Many years ago, patients were told that the cataract should not be removed
until it was "ripe." This was because prior to the 1970s, the entire crystalline
lens was usually removed and it was easier to remove the lens if its
attachment's zonules were weak. The analogy was that it's easier to pull a pear
off a tree if it's ripe than if it's green. If it's green you could pull the
tree down trying to pull the pear off. When the entire lens was removed through
a large 180-degree incision, the surgeons preferred that the lens could be
easily removed so that the fluid behind the lens would not be disturbed.
Beginning in the 1970s, small-incision cataract surgery became gradually more
and more popular as a result of the late Dr. Charles Kelman from New York City.

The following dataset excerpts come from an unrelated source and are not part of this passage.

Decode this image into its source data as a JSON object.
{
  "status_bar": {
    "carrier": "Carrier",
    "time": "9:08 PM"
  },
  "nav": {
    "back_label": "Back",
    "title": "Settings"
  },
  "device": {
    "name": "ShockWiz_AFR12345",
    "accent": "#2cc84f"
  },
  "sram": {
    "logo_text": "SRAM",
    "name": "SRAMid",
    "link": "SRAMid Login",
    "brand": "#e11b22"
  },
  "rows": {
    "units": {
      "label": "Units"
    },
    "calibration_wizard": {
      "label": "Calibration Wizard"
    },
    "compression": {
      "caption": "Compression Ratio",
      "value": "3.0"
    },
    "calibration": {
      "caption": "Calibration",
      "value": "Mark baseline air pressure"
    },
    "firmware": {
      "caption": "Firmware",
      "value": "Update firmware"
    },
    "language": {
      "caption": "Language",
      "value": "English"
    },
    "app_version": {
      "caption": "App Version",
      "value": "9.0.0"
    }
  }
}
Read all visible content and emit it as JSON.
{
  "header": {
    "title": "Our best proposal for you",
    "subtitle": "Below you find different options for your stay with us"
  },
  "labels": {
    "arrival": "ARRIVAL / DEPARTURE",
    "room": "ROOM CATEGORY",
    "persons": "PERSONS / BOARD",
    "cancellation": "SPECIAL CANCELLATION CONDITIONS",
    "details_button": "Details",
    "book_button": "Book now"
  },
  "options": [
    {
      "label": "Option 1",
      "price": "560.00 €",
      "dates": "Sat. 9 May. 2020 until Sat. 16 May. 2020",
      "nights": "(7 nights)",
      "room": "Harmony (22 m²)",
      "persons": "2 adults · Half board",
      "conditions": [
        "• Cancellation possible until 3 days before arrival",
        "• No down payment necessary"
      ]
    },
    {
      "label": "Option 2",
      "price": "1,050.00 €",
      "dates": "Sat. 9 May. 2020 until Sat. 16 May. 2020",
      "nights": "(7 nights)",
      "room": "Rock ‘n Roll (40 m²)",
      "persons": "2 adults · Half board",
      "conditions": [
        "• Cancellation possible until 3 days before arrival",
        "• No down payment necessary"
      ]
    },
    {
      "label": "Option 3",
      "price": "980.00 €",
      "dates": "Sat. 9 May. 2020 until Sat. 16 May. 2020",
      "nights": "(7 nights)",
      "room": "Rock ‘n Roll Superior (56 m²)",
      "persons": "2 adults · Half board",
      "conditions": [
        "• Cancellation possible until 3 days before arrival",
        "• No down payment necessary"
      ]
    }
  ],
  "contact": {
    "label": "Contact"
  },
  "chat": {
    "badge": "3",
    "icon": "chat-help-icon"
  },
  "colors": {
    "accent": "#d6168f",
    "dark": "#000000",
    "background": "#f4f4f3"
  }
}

Currently, almost every good cataract surgeon in the world uses this
small-incision technique called phacoemulcification. During this operation,
parts of the lens are selectively removed and a part of the lens is left behind
to support an intraocular lens. A 3-millimeter or less incision is required. The
anterior capsule of the lens is opened and removed through the dilated pupil and
ultrasound, in association with irrigation of balanced salt solution and
aspiration, is used to soften and emulsify the lens material so that it can be
aspirated through this small incision.
We now use foldable injectable intraocular lenses that can then be delivered
into the remaining lens capsule supported by the zonules. The injected, foldable
intraocular lens spontaneously unfolds and the incision can be closed by
injecting balanced salt solution into the margins of the incision without the
use of sutures that can create unwanted astigmatisms. If corneal astigmatism is
present, it can be treated with relaxing corneal incisions in the periphery of
the cornea at the same time cataract surgery is performed.